15. Modifications to These Terms
Smartstart reserves the right to amend these Terms at any time. Changes will be reflected by updating the Effective Date and Version number. Material changes will be communicated to active Clients via email. Continued use of the Website or services after any update constitutes acceptance of the revised Terms.
16. Assignment
You may not assign, transfer, or sub-contract any rights or obligations under these Terms without the prior written consent of Smartstart. Smartstart may assign its rights and obligations to any successor entity, affiliate, or acquirer and shall notify you of any such assignment.
17. Severability and Waiver
If any provision of these Terms is found to be invalid, unlawful, or unenforceable, it shall be modified to the minimum extent necessary, and the remaining provisions shall continue in full force and effect. Smartstart’s failure to enforce any right or provision shall not constitute a waiver of that right.
18. Entire Agreement
These Terms, together with the Privacy Policy and any applicable Engagement Letter or Statement of Work, constitute the entire agreement between Smartstart and you with respect to the subject matter herein and supersede all prior discussions, representations, or agreements — whether oral or written.
19. Disputes, Governing Law, and Jurisdiction
19.1 These Terms and any engagement with Smartstart shall be governed by and construed in accordance with the laws of the Republic of India.
19.2 In the event of any dispute, the Parties shall first attempt to resolve the matter amicably through good-faith discussions within thirty (30) days of written notice.
19.3 If the dispute cannot be resolved amicably, it shall be referred to and finally resolved by binding arbitration under the Arbitration and Conciliation Act, 1996 (as amended). The arbitration shall be presided over by a sole arbitrator mutually appointed by the Parties, with the seat of arbitration at Chennai, Tamil Nadu, India. The language of arbitration shall be English.

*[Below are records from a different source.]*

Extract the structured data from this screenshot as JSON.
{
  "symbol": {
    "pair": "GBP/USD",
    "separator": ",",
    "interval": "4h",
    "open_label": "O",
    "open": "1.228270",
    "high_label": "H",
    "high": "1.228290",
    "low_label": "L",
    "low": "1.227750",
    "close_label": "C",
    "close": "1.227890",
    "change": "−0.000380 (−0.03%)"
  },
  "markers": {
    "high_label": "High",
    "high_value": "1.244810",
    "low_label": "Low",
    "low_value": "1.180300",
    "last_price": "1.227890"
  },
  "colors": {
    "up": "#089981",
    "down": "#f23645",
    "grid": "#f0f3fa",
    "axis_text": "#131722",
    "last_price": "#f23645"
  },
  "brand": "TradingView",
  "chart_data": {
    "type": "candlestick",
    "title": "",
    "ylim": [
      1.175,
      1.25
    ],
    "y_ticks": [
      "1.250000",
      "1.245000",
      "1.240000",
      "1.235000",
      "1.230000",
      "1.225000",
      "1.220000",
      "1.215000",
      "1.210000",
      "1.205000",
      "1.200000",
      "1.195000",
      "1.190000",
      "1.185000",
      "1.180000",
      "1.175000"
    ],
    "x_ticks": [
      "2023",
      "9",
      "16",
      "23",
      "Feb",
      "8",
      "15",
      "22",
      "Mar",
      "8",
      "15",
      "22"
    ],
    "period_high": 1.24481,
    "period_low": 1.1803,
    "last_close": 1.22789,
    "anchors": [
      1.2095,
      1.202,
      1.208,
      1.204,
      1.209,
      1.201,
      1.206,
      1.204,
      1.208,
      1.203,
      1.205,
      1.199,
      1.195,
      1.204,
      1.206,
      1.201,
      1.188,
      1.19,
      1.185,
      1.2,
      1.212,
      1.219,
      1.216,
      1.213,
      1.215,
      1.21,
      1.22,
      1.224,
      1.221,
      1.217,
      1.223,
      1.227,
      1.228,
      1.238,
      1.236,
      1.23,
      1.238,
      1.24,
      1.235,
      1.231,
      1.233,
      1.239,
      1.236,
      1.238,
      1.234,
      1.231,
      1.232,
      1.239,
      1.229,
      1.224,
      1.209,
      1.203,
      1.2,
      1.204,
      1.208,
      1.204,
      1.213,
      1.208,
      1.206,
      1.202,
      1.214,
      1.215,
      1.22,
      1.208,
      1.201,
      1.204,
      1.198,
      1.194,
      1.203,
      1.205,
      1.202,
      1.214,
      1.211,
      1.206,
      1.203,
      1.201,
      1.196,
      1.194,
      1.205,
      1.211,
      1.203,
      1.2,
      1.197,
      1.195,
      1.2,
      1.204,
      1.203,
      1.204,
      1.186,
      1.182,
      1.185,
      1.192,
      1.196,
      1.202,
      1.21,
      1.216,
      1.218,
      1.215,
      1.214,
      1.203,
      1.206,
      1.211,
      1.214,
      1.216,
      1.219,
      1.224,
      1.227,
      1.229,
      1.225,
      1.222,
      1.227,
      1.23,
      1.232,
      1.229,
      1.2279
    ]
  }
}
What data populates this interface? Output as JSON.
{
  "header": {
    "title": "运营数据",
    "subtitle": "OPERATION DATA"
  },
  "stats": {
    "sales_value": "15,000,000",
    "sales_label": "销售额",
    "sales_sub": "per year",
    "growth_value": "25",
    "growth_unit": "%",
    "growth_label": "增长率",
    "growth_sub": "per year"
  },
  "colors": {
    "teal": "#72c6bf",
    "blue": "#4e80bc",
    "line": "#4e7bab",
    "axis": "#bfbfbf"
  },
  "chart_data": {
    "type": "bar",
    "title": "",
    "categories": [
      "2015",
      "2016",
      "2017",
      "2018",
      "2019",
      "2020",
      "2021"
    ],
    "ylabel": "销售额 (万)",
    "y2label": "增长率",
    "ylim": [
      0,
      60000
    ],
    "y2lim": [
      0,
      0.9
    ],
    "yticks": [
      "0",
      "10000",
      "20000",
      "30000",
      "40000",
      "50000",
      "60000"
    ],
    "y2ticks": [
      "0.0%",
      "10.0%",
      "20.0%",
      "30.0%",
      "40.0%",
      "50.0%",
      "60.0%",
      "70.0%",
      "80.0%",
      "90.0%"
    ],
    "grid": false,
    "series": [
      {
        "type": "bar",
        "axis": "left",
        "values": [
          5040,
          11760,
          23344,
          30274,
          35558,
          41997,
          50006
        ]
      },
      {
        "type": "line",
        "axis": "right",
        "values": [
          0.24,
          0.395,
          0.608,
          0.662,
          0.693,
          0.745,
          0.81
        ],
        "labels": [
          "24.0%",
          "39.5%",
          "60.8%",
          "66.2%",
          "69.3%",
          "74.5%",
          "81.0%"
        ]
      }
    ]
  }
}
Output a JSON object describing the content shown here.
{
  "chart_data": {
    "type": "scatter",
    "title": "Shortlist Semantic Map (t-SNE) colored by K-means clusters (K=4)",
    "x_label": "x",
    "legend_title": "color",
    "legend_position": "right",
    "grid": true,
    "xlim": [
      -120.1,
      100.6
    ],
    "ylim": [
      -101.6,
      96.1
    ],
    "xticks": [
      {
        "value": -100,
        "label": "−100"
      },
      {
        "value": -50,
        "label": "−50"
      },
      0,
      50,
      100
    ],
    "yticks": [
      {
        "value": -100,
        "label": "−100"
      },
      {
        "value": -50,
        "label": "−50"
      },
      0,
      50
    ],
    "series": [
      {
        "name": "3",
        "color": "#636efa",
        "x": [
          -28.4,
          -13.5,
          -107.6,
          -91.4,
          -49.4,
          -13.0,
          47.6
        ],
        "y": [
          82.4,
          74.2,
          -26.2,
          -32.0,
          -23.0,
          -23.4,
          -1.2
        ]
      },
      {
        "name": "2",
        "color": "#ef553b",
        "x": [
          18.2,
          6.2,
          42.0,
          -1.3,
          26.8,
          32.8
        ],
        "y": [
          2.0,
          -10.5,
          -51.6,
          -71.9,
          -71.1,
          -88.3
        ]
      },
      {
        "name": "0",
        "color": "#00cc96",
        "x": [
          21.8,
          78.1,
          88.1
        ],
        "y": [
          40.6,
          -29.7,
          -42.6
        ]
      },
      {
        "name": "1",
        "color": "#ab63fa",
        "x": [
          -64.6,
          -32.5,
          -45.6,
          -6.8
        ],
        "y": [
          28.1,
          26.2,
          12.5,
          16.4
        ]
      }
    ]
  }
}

19.4 Nothing in this clause shall prevent either Party from seeking urgent interim or injunctive relief from a court of competent jurisdiction. The courts at Chennai, Tamil Nadu, India shall have exclusive jurisdiction over all matters arising from these Terms.
20. Notices
All formal notices under these Terms shall be in writing and addressed to the contact details in the relevant Engagement Letter or to Smartstart’s details below. Notices shall be deemed effective immediately upon delivery by email with acknowledgement, or within 3 business days of dispatch by registered post or courier.